Im Dschungel des arabischen Buchmarkts
Anders als die meisten großen Buchmessen der Welt ist die Kairoer Buchmesse vom ersten Tag an auch eine Verkaufsmesse. In den Hallen und Zelten auf dem Messegelände stapeln die Verleger Kartons voller Bücher, die sie hoffen im Laufe der 16 Messetage zu verkaufen. Denn einige Verleger machen bis zu 80 Prozent ihres Jahresumsatzes auf der Buchmesse. Gleichzeitig ist die Messe eine wichtige Vertriebsquelle für die Verlage aus der arabischen Welt.

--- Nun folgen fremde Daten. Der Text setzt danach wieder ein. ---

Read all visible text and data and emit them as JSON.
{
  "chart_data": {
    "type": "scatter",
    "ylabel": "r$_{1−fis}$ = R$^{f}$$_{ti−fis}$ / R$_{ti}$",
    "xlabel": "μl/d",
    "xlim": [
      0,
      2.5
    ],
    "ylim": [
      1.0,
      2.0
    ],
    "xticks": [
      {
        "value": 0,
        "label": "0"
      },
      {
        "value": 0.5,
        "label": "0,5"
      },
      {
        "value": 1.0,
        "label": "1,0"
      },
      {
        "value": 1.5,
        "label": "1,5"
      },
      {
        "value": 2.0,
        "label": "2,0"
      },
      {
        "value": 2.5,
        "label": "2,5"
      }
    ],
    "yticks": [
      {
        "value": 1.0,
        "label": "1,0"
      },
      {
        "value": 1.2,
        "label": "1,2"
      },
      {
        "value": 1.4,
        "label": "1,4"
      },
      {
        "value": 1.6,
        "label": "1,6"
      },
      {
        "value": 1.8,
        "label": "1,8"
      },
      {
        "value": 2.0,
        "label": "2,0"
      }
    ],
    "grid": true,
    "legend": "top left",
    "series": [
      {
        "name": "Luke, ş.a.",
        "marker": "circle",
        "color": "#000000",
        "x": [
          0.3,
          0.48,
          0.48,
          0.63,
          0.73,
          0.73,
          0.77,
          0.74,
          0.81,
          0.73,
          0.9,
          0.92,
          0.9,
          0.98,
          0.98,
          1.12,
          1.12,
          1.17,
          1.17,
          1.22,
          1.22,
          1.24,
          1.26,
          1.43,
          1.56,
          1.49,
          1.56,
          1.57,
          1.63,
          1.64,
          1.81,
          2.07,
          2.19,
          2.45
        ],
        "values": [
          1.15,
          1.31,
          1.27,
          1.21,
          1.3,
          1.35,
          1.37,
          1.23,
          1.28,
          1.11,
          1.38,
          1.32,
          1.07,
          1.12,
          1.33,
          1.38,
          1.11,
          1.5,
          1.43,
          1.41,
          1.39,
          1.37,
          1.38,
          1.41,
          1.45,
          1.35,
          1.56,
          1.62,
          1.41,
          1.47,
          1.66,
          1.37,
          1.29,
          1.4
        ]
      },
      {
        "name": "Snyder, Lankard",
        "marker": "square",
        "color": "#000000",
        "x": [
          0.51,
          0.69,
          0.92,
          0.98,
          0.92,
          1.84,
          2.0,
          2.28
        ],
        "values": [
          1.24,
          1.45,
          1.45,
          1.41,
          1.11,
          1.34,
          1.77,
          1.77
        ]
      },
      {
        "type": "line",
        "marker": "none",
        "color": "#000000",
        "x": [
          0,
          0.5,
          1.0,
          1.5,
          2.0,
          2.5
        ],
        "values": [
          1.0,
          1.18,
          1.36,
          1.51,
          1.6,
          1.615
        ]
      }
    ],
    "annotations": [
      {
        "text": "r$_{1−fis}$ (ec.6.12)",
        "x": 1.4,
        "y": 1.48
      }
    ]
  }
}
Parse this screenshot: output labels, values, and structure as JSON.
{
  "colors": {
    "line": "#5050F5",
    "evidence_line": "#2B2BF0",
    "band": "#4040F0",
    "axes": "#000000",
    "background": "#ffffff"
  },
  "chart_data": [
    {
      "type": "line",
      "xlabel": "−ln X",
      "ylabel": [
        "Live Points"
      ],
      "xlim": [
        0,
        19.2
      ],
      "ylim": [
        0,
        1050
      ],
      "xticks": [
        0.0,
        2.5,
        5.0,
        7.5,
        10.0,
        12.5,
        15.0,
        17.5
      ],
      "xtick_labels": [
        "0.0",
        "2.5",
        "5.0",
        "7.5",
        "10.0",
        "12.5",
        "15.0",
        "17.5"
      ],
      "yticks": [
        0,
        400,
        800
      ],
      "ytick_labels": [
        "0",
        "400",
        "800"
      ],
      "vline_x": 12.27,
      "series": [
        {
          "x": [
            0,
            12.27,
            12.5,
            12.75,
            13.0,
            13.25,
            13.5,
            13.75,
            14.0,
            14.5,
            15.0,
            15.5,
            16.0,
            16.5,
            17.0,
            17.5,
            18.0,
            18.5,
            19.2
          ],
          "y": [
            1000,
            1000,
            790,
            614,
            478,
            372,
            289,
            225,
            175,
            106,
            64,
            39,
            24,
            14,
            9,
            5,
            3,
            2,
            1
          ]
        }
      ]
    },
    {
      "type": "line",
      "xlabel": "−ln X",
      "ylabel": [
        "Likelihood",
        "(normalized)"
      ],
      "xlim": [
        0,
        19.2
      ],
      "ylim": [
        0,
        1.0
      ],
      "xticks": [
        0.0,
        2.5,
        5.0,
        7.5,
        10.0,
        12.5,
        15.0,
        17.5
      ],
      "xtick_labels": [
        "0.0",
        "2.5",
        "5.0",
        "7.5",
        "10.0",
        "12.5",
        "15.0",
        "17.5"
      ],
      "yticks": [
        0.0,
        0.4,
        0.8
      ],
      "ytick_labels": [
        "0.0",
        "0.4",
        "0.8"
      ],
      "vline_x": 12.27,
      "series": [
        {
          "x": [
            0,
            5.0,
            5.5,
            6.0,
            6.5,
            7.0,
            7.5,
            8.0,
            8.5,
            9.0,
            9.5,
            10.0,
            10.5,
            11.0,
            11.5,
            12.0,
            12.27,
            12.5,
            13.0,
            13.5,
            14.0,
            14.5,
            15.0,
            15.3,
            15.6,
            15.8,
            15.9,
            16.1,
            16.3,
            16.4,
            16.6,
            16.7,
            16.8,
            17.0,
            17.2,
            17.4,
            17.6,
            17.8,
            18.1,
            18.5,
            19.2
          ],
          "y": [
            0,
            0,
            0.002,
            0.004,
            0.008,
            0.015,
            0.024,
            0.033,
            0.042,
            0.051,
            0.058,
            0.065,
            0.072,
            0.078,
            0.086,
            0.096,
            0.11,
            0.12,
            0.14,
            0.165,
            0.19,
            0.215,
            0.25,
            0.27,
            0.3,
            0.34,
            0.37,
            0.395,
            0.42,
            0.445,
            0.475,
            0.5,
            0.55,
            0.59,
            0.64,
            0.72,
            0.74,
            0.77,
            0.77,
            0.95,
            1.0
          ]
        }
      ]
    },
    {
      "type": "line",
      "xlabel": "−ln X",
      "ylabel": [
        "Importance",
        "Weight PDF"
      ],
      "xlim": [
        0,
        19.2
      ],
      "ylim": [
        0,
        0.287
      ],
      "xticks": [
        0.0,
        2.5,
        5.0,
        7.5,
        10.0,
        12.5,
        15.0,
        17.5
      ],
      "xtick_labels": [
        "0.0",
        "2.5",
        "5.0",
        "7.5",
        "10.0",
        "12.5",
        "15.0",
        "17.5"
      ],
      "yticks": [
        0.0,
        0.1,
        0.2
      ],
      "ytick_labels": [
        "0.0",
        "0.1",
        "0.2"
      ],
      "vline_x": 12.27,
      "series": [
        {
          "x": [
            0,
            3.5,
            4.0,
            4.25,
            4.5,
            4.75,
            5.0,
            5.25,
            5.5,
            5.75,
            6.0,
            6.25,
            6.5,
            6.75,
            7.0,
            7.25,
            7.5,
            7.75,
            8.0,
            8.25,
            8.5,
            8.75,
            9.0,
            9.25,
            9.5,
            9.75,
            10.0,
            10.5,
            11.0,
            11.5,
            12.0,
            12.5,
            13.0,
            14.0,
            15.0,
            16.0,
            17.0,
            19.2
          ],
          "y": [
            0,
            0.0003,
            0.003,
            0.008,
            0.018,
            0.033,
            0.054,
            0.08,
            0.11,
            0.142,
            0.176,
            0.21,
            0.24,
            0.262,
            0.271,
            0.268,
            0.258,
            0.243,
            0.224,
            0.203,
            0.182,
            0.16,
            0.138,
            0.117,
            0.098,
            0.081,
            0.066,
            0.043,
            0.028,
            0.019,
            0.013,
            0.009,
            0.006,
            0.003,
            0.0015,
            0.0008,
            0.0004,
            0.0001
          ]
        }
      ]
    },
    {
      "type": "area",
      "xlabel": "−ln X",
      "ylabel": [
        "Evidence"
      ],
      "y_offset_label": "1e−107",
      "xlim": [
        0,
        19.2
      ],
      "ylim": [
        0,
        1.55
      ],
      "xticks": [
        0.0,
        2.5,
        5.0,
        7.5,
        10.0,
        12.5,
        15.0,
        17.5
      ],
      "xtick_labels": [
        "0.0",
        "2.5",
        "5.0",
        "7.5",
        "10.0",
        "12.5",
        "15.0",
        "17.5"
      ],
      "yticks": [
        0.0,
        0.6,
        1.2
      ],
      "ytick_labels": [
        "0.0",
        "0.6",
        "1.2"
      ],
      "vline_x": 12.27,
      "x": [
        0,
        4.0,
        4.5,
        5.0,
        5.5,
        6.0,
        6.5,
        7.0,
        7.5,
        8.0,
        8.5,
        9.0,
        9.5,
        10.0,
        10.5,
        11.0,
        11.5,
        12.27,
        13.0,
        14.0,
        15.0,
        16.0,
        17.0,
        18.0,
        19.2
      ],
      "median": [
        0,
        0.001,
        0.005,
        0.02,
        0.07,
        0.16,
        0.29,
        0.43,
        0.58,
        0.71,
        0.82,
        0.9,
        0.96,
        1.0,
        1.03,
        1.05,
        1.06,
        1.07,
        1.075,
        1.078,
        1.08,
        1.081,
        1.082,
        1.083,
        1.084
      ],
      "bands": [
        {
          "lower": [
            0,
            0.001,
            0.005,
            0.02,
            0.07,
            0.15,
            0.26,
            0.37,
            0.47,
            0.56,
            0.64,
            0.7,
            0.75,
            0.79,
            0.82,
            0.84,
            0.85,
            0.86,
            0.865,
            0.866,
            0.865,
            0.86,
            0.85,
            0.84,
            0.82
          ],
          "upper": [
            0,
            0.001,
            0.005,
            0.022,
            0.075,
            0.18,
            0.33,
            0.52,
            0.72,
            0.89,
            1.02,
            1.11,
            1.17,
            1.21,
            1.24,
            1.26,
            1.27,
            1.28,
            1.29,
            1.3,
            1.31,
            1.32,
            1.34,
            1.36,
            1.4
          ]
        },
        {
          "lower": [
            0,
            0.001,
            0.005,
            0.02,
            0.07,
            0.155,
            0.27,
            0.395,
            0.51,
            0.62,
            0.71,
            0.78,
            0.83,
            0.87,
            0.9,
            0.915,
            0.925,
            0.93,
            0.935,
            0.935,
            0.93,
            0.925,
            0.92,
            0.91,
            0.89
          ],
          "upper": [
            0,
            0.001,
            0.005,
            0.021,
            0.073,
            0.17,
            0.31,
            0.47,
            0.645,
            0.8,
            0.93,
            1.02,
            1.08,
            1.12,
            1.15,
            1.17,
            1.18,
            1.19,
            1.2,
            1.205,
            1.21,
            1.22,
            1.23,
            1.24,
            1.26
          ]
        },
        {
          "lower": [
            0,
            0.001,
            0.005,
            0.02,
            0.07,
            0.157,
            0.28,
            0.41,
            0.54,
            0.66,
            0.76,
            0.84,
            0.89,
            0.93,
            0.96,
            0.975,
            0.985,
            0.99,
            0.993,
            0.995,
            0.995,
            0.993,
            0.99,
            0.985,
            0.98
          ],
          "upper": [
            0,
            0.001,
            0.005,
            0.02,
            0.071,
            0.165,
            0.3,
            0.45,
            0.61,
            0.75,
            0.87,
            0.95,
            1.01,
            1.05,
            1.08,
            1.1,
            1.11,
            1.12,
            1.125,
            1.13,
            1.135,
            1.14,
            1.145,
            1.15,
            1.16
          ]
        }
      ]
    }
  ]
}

"Man findet hier Kunden, trifft Verleger, Übersetzer und Autoren", sagt Khalid Al-Maaly, Inhaber des Al-Kamel Verlags, der mit einem großen Stand auf der Messe vertreten ist. Doch das Chaos zu durchschauen, das sich zwischen Hallen und Zelten auf dem Messegelände abspielt, und zu wissen, wer die richtigen Ansprechpartner sind, kann für ausländische Verleger, gelinde gesagt, eine Herausforderung sein.
Aufkeimen einer Idee
"Viele Verlage in der ganzen Welt wollen die arabische Welt erobern", sagt der ägyptische Verleger Sherif Bakr. "Aber es ist die Büchse der Pandora für sie, sie können diese Welt nicht alleine entschlüsseln." Grund hierfür sei zum einen die Sprachbarriere und zum anderen die Kultur, die oft nicht verstanden würde.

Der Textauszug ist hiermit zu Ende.